Despite substantial progress in myocardial tissue engineering, clinical application is delayed, since the majority of the research is done in static growth conditions, on small animal models and with thin engineered tissue (1-2 mm) that does not meet the physiological requirements for clinical needs. One of the reasons for this is that due to a diffusion limitation, cells seeded on thin scaffolds and grown in standard conditions fail to penetrate more than one hundred micrometers into the scaffold. This diffusion limitation is also a barrier when trying to penetrate deeply into the tissue during production of the extracellular matrix. Since the left ventricle is about 7,000 times bigger than this diffusion barrier (about 10-15 mm in human and in pig hearts), the production itself of engineered tissue with a clinically relevant thickness, and the support for cells seeded in them during preparation of the implant in the lab and post-transplantation require a change in perception. This change requires the use of complex systems that are flexible and adaptable to multiple variables, and entails designing "smarter" scaffolds with a complex structure comprising an inherent feeding infrastructure. These smart scaffolds should be supplied through innovative bioreactor systems, and proper work procedures should be set that allow cultivating tissue cultures in dynamic conditions in a manner that mimics physiological conditions.
In an article published recently in the scientific journal Tissue Engineering, the research group headed by Prof. Marcelle Machluf of the Faculty of Biotechnology and Food Engineering focused on the development of optimal decellularization processes for porcine myocardial slabs with physiological thickness. This development places special emphasis on the isolation of a matrix that is as clean as possible from cellular components that could provoke immunological rejection, while retaining its inherent vasculature, for the purpose of dynamic feeding currently being studied in Prof. Machluf's lab.
This research was financed by the Office of the Chief Scientist and was conducted in cooperation with Singapore's research agency.
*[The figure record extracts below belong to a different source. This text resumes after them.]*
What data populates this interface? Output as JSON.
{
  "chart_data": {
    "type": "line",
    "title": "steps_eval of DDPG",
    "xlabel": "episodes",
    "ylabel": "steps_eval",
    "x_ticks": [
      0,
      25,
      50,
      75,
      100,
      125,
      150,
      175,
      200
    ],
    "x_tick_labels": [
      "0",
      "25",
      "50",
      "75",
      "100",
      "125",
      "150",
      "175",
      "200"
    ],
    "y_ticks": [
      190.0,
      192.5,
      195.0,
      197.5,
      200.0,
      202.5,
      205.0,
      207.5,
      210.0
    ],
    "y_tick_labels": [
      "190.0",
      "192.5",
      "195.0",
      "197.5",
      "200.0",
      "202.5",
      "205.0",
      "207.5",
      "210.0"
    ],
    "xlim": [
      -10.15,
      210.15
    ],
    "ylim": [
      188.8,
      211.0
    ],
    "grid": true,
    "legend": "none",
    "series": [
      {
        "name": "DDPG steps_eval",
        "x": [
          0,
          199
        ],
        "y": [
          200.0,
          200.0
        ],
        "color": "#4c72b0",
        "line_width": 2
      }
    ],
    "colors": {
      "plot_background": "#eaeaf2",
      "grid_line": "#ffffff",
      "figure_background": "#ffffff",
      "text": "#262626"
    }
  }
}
The characterization of the decellularization process developed and reported in this work has led to the creation of a thick, complex scaffold which supports human stem cells and comprises extracellular proteins. This product does not provoke a response from cells of the immune systems, and preserves the ultra-structural characteristics of the extracellular matrix in the natural tissue, as well as its inherent vasculature. Additional tests were carried out to demonstrate the ability of the produced scaffold to support the growth of human cells under static and dynamic conditions while relying on the function of the vasculature it retains. These scaffolds, when seeded in the appropriate cells, could serve as laboratory platforms that mimic the myocardium for research purposes, as models for the extracellular matrix in humans, and as future implants for treatment of myocardial infarction.